Zresztą mam czas... I jeśli będzie szkoła rodzenia, do której będę chodziła w zależności od sytuacji to się na pewno czegoś dowiem.
- Używanie nakładek znacznie zmniejsza transfer mleka z piersi matki do dziecka (od 58 do 28%) i powodują, że piersi nie są prawidłowo opróżniane w trakcie karmienia
- Zwiększa się ryzyko wystąpienia zatkanego kanalika i zapalenia piersi
- Niewystarczające przyrosty wagowe u dzieci karmionych przez nakładki
- mogą sprawić, że produkcja mleka będzie niepełna a co za tym idzie laktacja zakończy się przedwcześnie.

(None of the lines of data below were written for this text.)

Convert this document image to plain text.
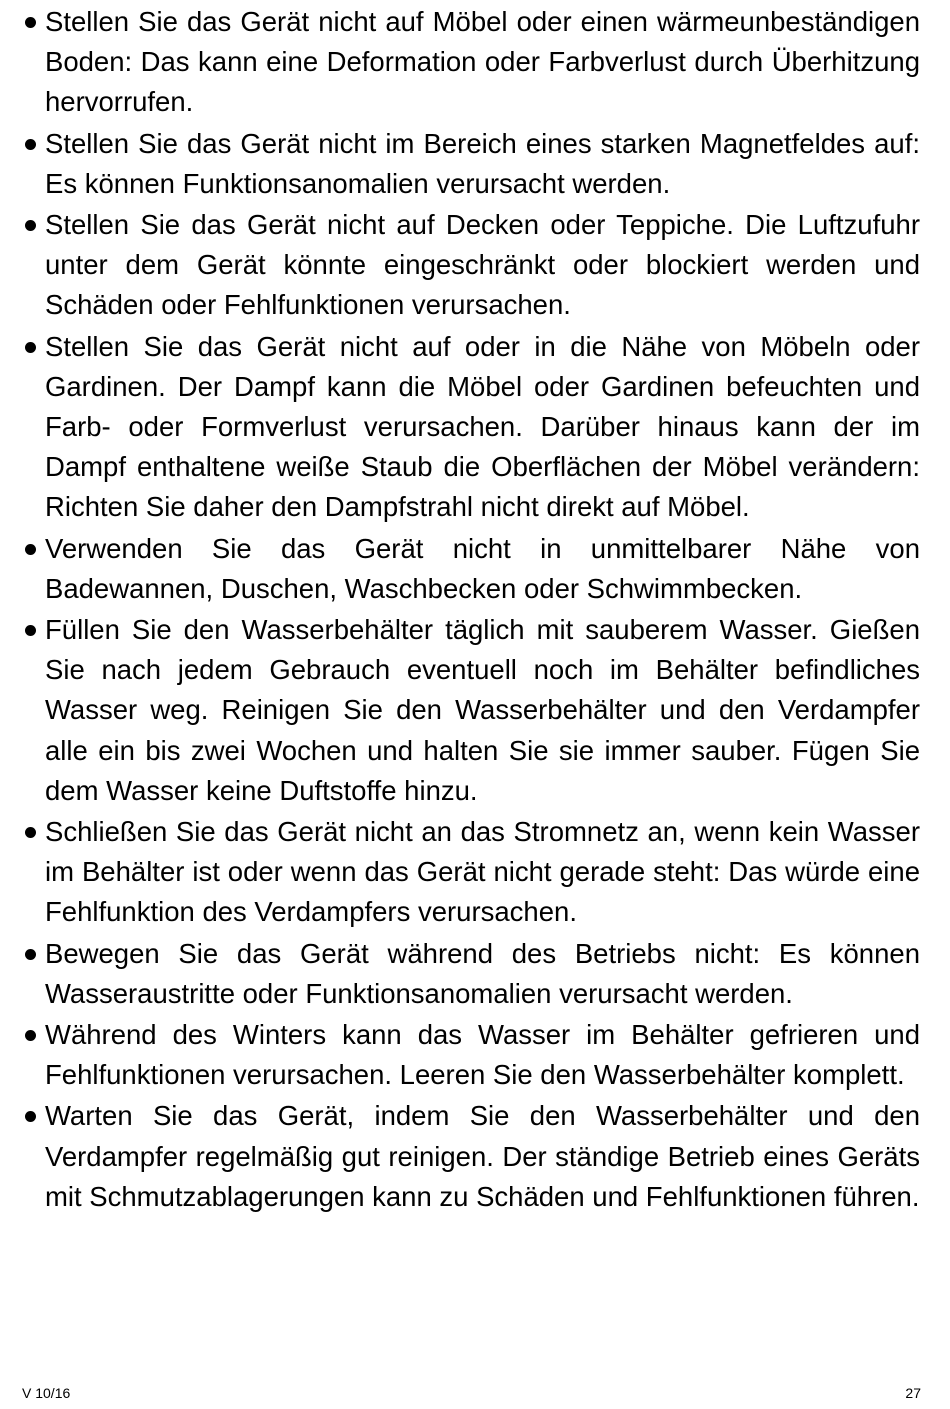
Stellen Sie das Gerät nicht auf Möbel oder einen wärmeunbeständigen Boden: Das kann eine Deformation oder Farbverlust durch Überhitzung hervorrufen.
Stellen Sie das Gerät nicht im Bereich eines starken Magnetfeldes auf: Es können Funktionsanomalien verursacht werden.
Stellen Sie das Gerät nicht auf Decken oder Teppiche. Die Luftzufuhr unter dem Gerät könnte eingeschränkt oder blockiert werden und Schäden oder Fehlfunktionen verursachen.
Stellen Sie das Gerät nicht auf oder in die Nähe von Möbeln oder Gardinen. Der Dampf kann die Möbel oder Gardinen befeuchten und Farb- oder Formverlust verursachen. Darüber hinaus kann der im Dampf enthaltene weiße Staub die Oberflächen der Möbel verändern: Richten Sie daher den Dampfstrahl nicht direkt auf Möbel.
Verwenden Sie das Gerät nicht in unmittelbarer Nähe von Badewannen, Duschen, Waschbecken oder Schwimmbecken.
Füllen Sie den Wasserbehälter täglich mit sauberem Wasser. Gießen Sie nach jedem Gebrauch eventuell noch im Behälter befindliches Wasser weg. Reinigen Sie den Wasserbehälter und den Verdampfer alle ein bis zwei Wochen und halten Sie sie immer sauber. Fügen Sie dem Wasser keine Duftstoffe hinzu.
Schließen Sie das Gerät nicht an das Stromnetz an, wenn kein Wasser im Behälter ist oder wenn das Gerät nicht gerade steht: Das würde eine Fehlfunktion des Verdampfers verursachen.
Bewegen Sie das Gerät während des Betriebs nicht: Es können Wasseraustritte oder Funktionsanomalien verursacht werden.
Während des Winters kann das Wasser im Behälter gefrieren und Fehlfunktionen verursachen. Leeren Sie den Wasserbehälter komplett.
Warten Sie das Gerät, indem Sie den Wasserbehälter und den Verdampfer regelmäßig gut reinigen. Der ständige Betrieb eines Geräts mit Schmutzablagerungen kann zu Schäden und Fehlfunktionen führen.
V 10/16	27
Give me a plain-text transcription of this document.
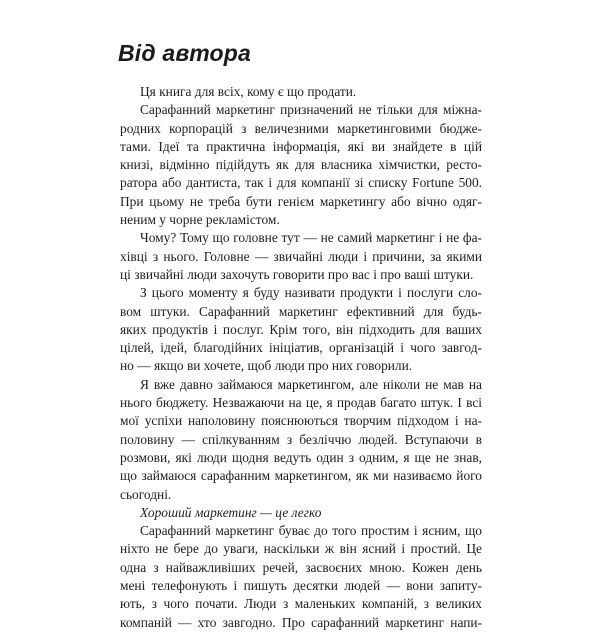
Від автора
Ця книга для всіх, кому є що продати.
Сарафанний маркетинг призначений не тільки для міжна-
родних корпорацій з величезними маркетинговими бюдже-
тами. Ідеї та практична інформація, які ви знайдете в цій
книзі, відмінно підійдуть як для власника хімчистки, ресто-
ратора або дантиста, так і для компанії зі списку Fortune 500.
При цьому не треба бути генієм маркетингу або вічно одяг-
неним у чорне рекламістом.
Чому? Тому що головне тут — не самий маркетинг і не фа-
хівці з нього. Головне — звичайні люди і причини, за якими
ці звичайні люди захочуть говорити про вас і про ваші штуки.
З цього моменту я буду називати продукти і послуги сло-
вом штуки. Сарафанний маркетинг ефективний для будь-
яких продуктів і послуг. Крім того, він підходить для ваших
цілей, ідей, благодійних ініціатив, організацій і чого завгод-
но — якщо ви хочете, щоб люди про них говорили.
Я вже давно займаюся маркетингом, але ніколи не мав на
нього бюджету. Незважаючи на це, я продав багато штук. І всі
мої успіхи наполовину пояснюються творчим підходом і на-
половину — спілкуванням з безліччю людей. Вступаючи в
розмови, які люди щодня ведуть один з одним, я ще не знав,
що займаюся сарафанним маркетингом, як ми називаємо його
сьогодні.
Хороший маркетинг — це легко
Сарафанний маркетинг буває до того простим і ясним, що
ніхто не бере до уваги, наскільки ж він ясний і простий. Це
одна з найважливіших речей, засвоєних мною. Кожен день
мені телефонують і пишуть десятки людей — вони запиту-
ють, з чого почати. Люди з маленьких компаній, з великих
компаній — хто завгодно. Про сарафанний маркетинг напи-
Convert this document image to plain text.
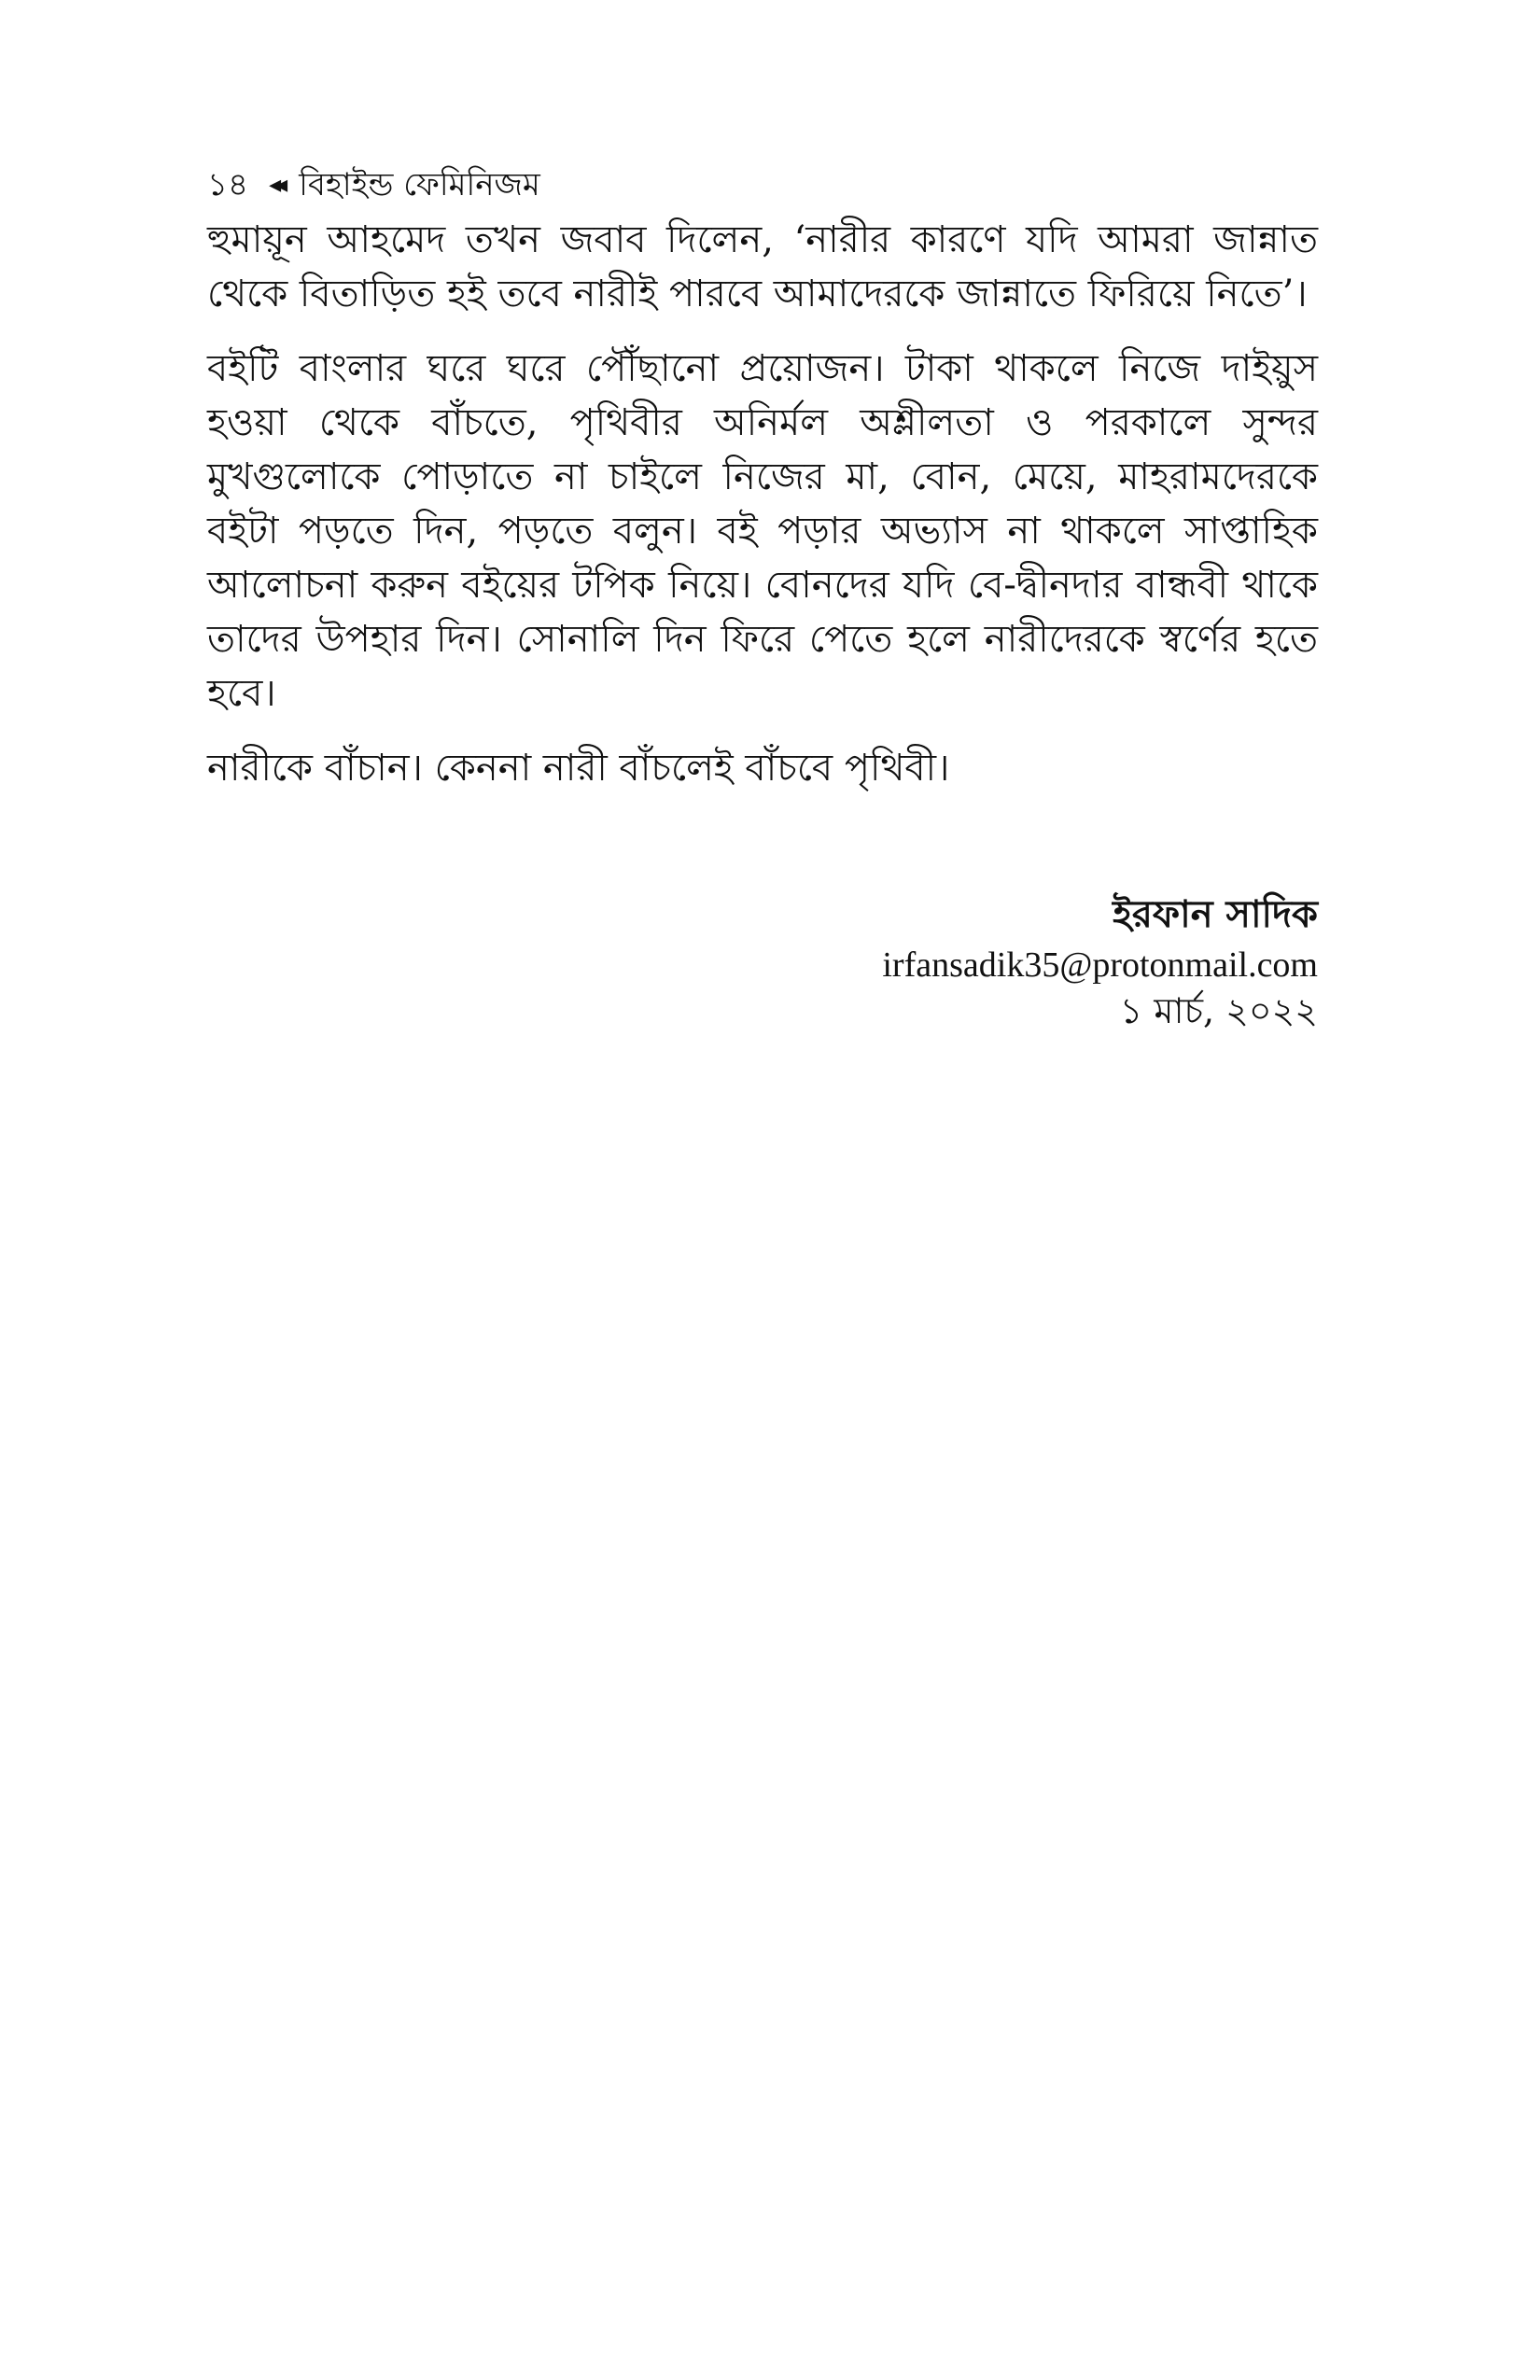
১৪ ◂◂ বিহাইন্ড ফেমিনিজম

হুমায়ূন আহমেদ তখন জবাব দিলেন, ‘নারীর কারণে যদি আমরা জান্নাত থেকে বিতাড়িত হই তবে নারীই পারবে আমাদেরকে জান্নাতে ফিরিয়ে নিতে’।

বইটি বাংলার ঘরে ঘরে পৌঁছানো প্রয়োজন। টাকা থাকলে নিজে দাইয়ুস হওয়া থেকে বাঁচতে, পৃথিবীর অনির্মল অশ্লীলতা ও পরকালে সুন্দর মুখগুলোকে পোড়াতে না চাইলে নিজের মা, বোন, মেয়ে, মাহরামদেরকে বইটা পড়তে দিন, পড়তে বলুন। বই পড়ার অভ্যাস না থাকলে সাপ্তাহিক আলোচনা করুন বইয়ের টপিক নিয়ে। বোনদের যদি বে-দ্বীনদার বান্ধবী থাকে তাদের উপহার দিন। সোনালি দিন ফিরে পেতে হলে নারীদেরকে স্বর্ণের হতে হবে।

নারীকে বাঁচান। কেননা নারী বাঁচলেই বাঁচবে পৃথিবী।

ইরফান সাদিক
irfansadik35@protonmail.com
১ মার্চ, ২০২২
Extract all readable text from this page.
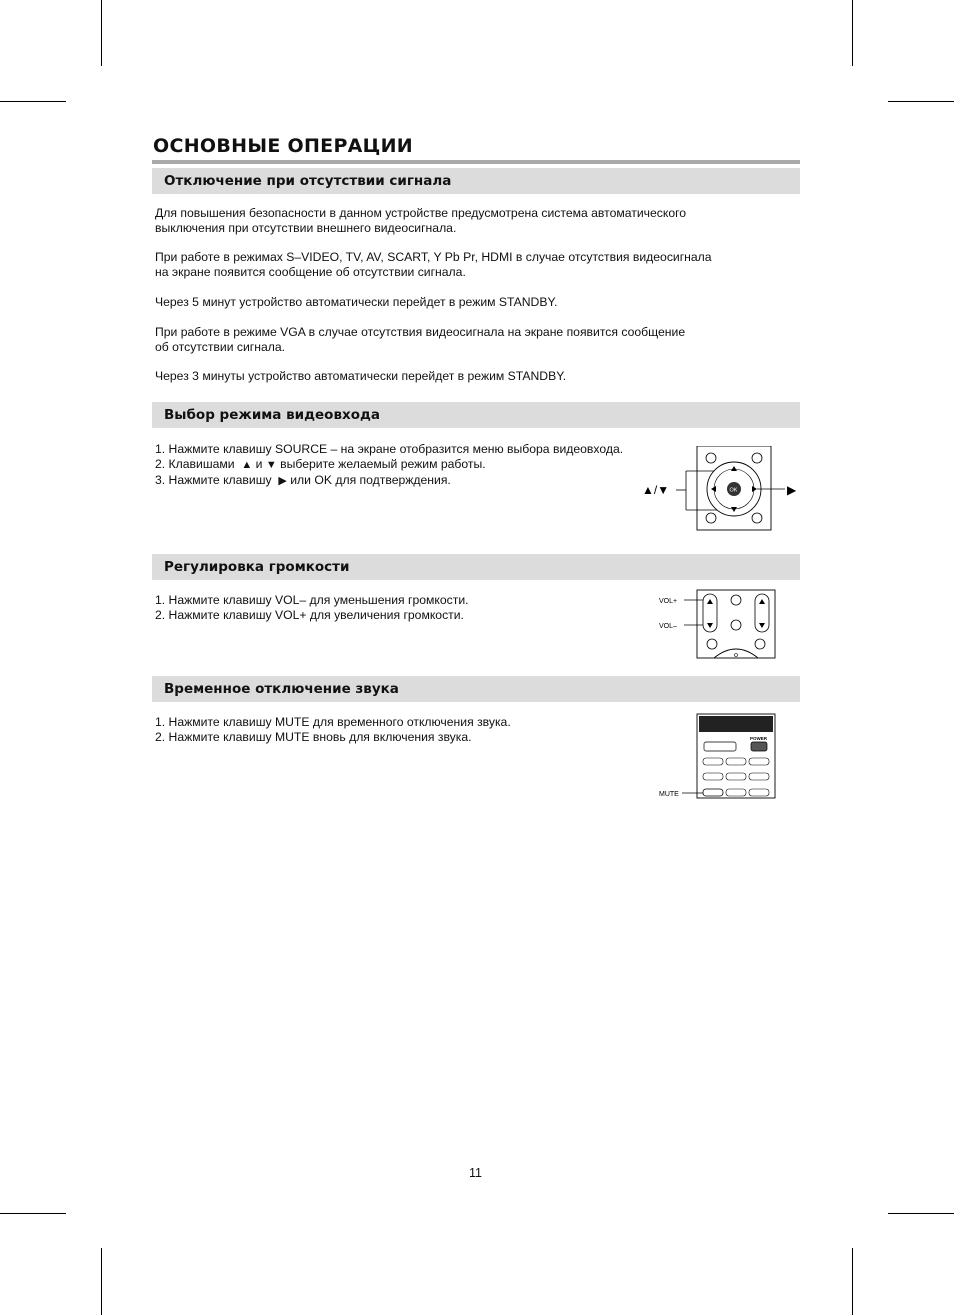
ОСНОВНЫЕ ОПЕРАЦИИ
Отключение при отсутствии сигнала

Для повышения безопасности в данном устройстве предусмотрена система автоматического
выключения при отсутствии внешнего видеосигнала.

При работе в режимах S–VIDEO, TV, AV, SCART, Y Pb Pr, HDMI в случае отсутствия видеосигнала
на экране появится сообщение об отсутствии сигнала.

Через 5 минут устройство автоматически перейдет в режим STANDBY.

При работе в режиме VGA в случае отсутствия видеосигнала на экране появится сообщение
об отсутствии сигнала.

Через 3 минуты устройство автоматически перейдет в режим STANDBY.

Выбор режима видеовхода

1. Нажмите клавишу SOURCE – на экране отобразится меню выбора видеовхода.

2. Клавишами ▲ и ▼ выберите желаемый режим работы.

3. Нажмите клавишу ▶ или OK для подтверждения.

▲/▼	OK	▶
Регулировка громкости

1. Нажмите клавишу VOL– для уменьшения громкости.

2. Нажмите клавишу VOL+ для увеличения громкости.

VOL+
VOL–
Временное отключение звука

1. Нажмите клавишу MUTE для временного отключения звука.

2. Нажмите клавишу MUTE вновь для включения звука.	POWER
MUTE
11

Tego jest więcej, wybrałam tylko takie najważniejsze wg mnie.
Jeżeli chodzi o szkołę rodzenia to jak najbardziej polecam, ale nie w temacie KP. Jak już wcześniej pisałam, położne w szkole nie uczą się na temat laktacji, więc ich wiedza często jest oparta na mitach i własnych obserwacjach, które często nie mają nic wspólnego z prawdą i nauką. Położne i personel medyczny niestety często przyczyniają się do zaniku pokarmu czy całkowitej rezygnacji matki z KP.
Jeżeli chcesz się dowiedzieć jak na prawdę to wszystko wygląda, poparte dowodami naukowymi, to mogę polecić rzetelną książkę i kilka blogów. Teraz jednak jeszcze na to za szybko. Spokojnie można ten temat odłożyć na końcówkę ciąży.